MNST - Monster Beverage - Company Profile

Monster Beverage Corporation, through its subsidiaries, develops, markets, sells, and distributes energy drink beverages, soda, and its concentrates in the United States and internationally. It operates through three segments: Monster Energy Drinks, Strategic Brands, and Other. Its Monster Energy Drinks segment sells ready-to-drink packaged drinks and non-carbonated dairy based coffee energy drinks primarily to bottlers and full service beverage distributors, as well as sells directly to retail grocery and specialty chains, wholesalers, club stores, mass merchandisers, convenience chains, food service customers, and the military. The Strategic Brands segment sells concentrates and/or beverage bases to authorized bottling and canning operations; and ready-to-drink packaged energy drinks to bottlers and full service beverage distributors. It sells its products under the Monster Energy, Nalu, Monster Rehab, NOS, Monster Energy Extra Strength Nitrous Technology, Full Throttle, Java Monster, Burn, Muscle Monster, Mother, Mega Monster Energy, Ultra, Punch Monster, Play and Power Play, Juice Monster, Gladiator, Ubermonster, Relentless, Samurai, BU, and Mutant Super Soda brands. The company was formerly known as Hansen Natural Corporation and changed its name to Monster Beverage Corporation in January 2012. Company description from FinViz.com.
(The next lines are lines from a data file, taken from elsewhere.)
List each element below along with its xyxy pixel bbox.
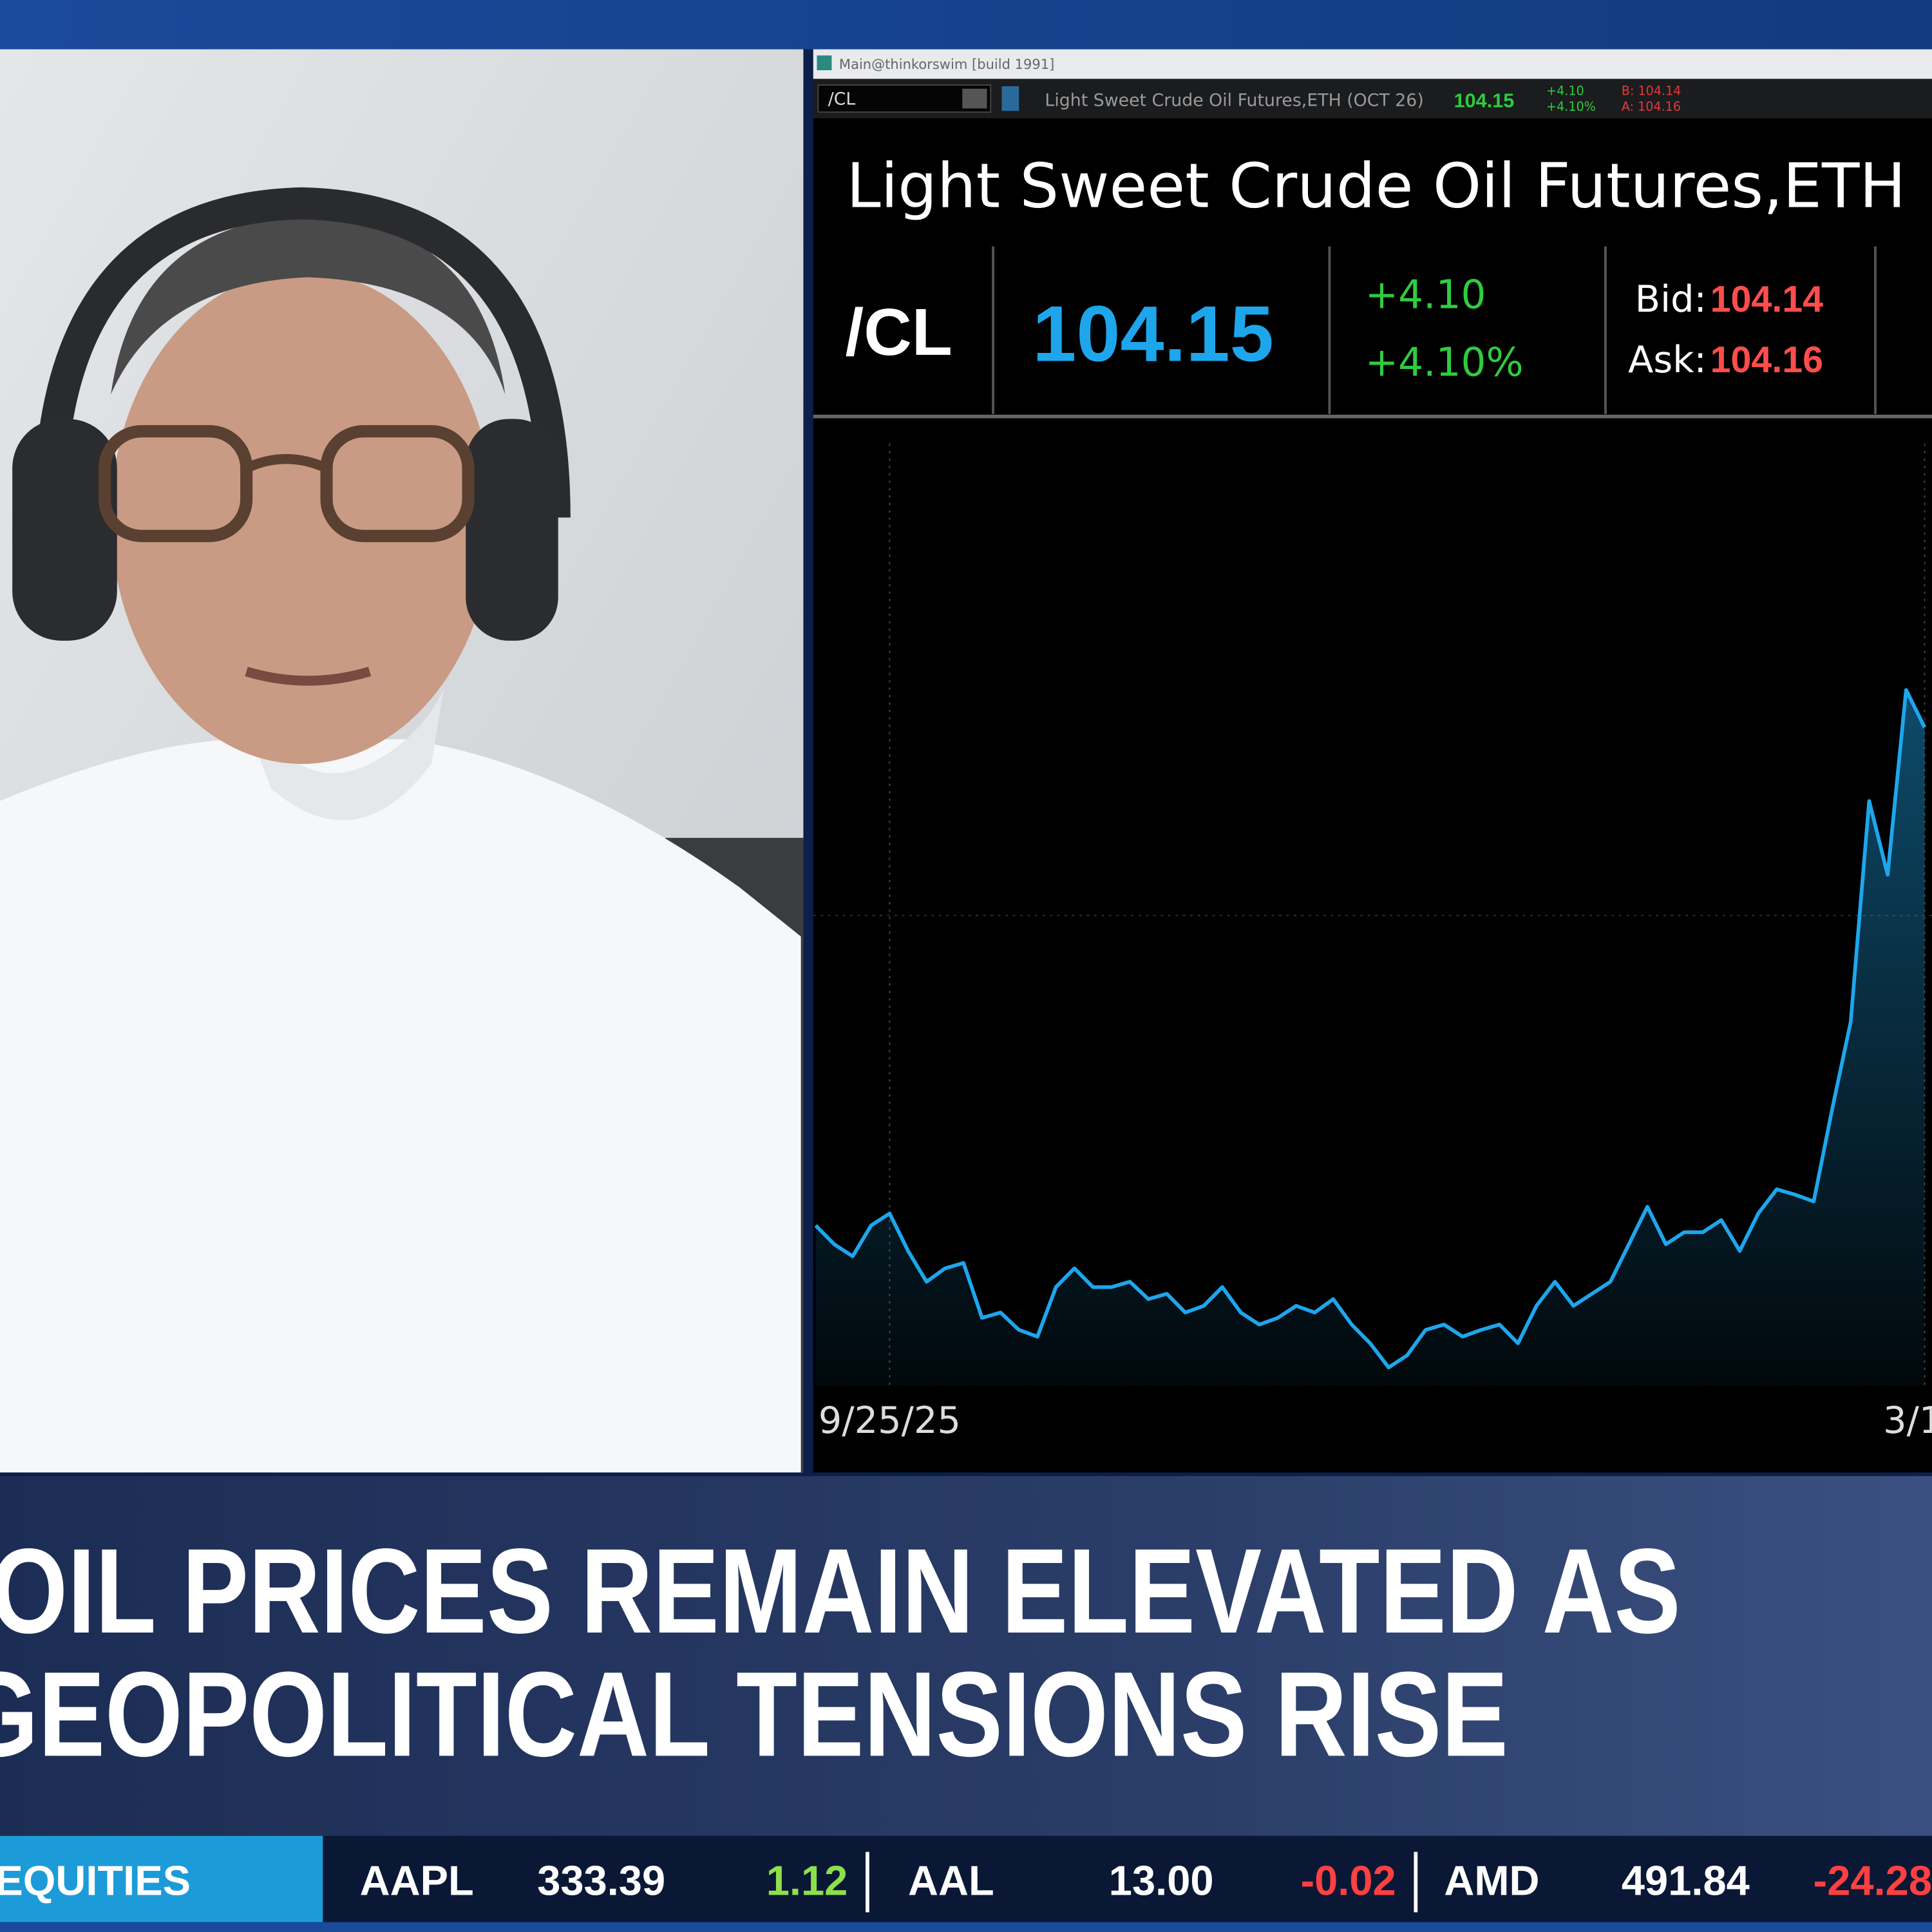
- ear-cup-left: [12, 419, 117, 641]
- x-tick-label: 3/17: [1883, 1399, 1932, 1442]
- dropdown[interactable]: [962, 88, 987, 109]
- bid-label: Bid:: [1635, 278, 1707, 321]
- toolbar-change-percent: +4.10%: [1546, 99, 1596, 114]
- toolbar-last: 104.15: [1454, 90, 1515, 111]
- x-tick-label: 9/25/25: [819, 1399, 961, 1442]
- glasses-bridge: [244, 454, 329, 473]
- hair: [111, 215, 506, 395]
- mouth: [245, 667, 372, 686]
- ticker-section: EQUITIES: [0, 1857, 191, 1904]
- ticker-change: -0.02: [1300, 1857, 1396, 1904]
- ask-label: Ask:: [1628, 338, 1707, 381]
- video-feed: [0, 49, 804, 1473]
- ticker-symbol: AAPL: [360, 1857, 474, 1904]
- toolbar: [813, 79, 1932, 118]
- quote-last: 104.15: [1032, 290, 1274, 378]
- shirt: [0, 739, 801, 1473]
- top-band: [0, 0, 1932, 50]
- quote-change: +4.10: [1365, 272, 1486, 317]
- collar: [234, 690, 444, 820]
- ticker-price: 491.84: [1622, 1857, 1750, 1904]
- ticker-change: 1.12: [766, 1857, 848, 1904]
- price-line: [814, 688, 1927, 1370]
- ticker-symbol: AAL: [908, 1857, 994, 1904]
- quote-symbol: /CL: [845, 294, 952, 369]
- ticker-price: 13.00: [1109, 1857, 1214, 1904]
- app-icon: [817, 55, 832, 71]
- headline-line: OIL PRICES REMAIN ELEVATED AS: [0, 1523, 1681, 1658]
- link-icon[interactable]: [1001, 86, 1019, 111]
- ask-value: 104.16: [1710, 339, 1824, 381]
- ticker-items: AAPL 333.39 1.12 AAL 13.00 -0.02 AMD 491.84 -24.…: [360, 1852, 1932, 1913]
- bid-value: 104.14: [1710, 279, 1824, 320]
- price-area: [815, 690, 1925, 1387]
- bottom-band: [0, 1922, 1932, 1932]
- ticker-change: -24.28: [1814, 1857, 1932, 1904]
- headline-band: [0, 1476, 1932, 1836]
- toolbar-ask: A: 104.16: [1622, 99, 1681, 114]
- ticker-symbol: AMD: [1444, 1857, 1539, 1904]
- symbol-box[interactable]: [817, 84, 992, 113]
- window-title: Main@thinkorswim [build 1991]: [839, 56, 1054, 72]
- ticker-price: 333.39: [537, 1857, 665, 1904]
- title-bar: [813, 49, 1932, 79]
- headphone-band: [33, 187, 571, 518]
- toolbar-bid: B: 104.14: [1622, 83, 1681, 98]
- quote-change-percent: +4.10%: [1365, 340, 1524, 386]
- quote-title: Light Sweet Crude Oil Futures,ETH: [846, 149, 1906, 222]
- price-chart: 9/25/25 3/17: [814, 443, 1932, 1442]
- toolbar-symbol: /CL: [828, 90, 856, 109]
- toolbar-description: Light Sweet Crude Oil Futures,ETH (OCT 2…: [1045, 91, 1423, 111]
- section-tab: [0, 1835, 323, 1922]
- trading-window: Main@thinkorswim [build 1991] /CL Light …: [813, 49, 1932, 1473]
- toolbar-change: +4.10: [1546, 83, 1584, 98]
- face: [111, 270, 493, 764]
- headline-line: GEOPOLITICAL TENSIONS RISE: [0, 1646, 1508, 1781]
- glasses-left: [99, 425, 253, 542]
- glasses-right: [320, 425, 475, 542]
- ear-cup-right: [466, 419, 558, 641]
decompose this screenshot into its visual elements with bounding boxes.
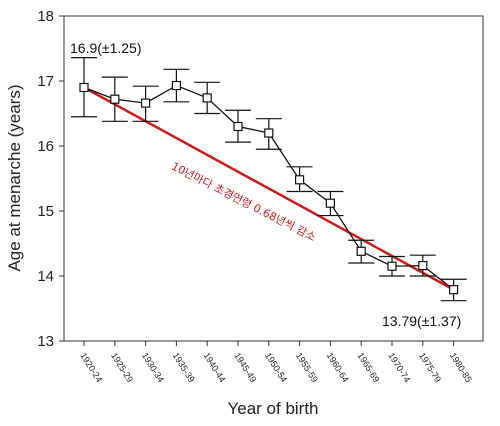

Monster reported earnings of 33 cents that rose 26.9% and beat estimates by a penny. Revenue of $742.1 million rose 9.1% and beat estimates for $741.4 million. These numbers beat estimates despite a -$3.7 million hit from foreign currency translation. Net sales outside the U.S. rose 28% to $190.9 million. Sales of new products were so strong there was actually a shortage of product.

Earnings August 3rd.

Monster is doing great in a weak retail sector. This proves if you sell something habit forming you will always have a market.

They have multiple initiatives underway to increase global sales and they appear to be overcoming all the daily headaches that impact a retail distribution company. Gross profits rose from 62.2% to 64.8%.

For the last couple of years Monster has been transitioning their distribution into the Coca-Cola network. Coke took a major equity stake in Monster and part of the deal was that Coke would distribute the product globally. That is working out well and giving Monster a wider presence than they could have ever done on their own. Coke has an option to buy more Monster stock, or even the entire company. Given the slowdown in carbonated sugar drinks, Coke could be looking to exercise their option soon.

I am recommending two positions. The first is a Jan-2018 call that will get us through the rest of the year and capture any short-term gains. The second is a Jan-2019 LEAP call that could capture a run to a new high and/or acquisition by Coke. You can do one position or both.

Buy Jan 2018 $55 call, currently $2.65, initial stop loss $46.45.

Optional:

Buy Jan 2019 $55 call, currently $5.90, initial stop loss $46.45.

I will turn the 2019 call into a spread once the stock moves higher so we can widen our potential gains.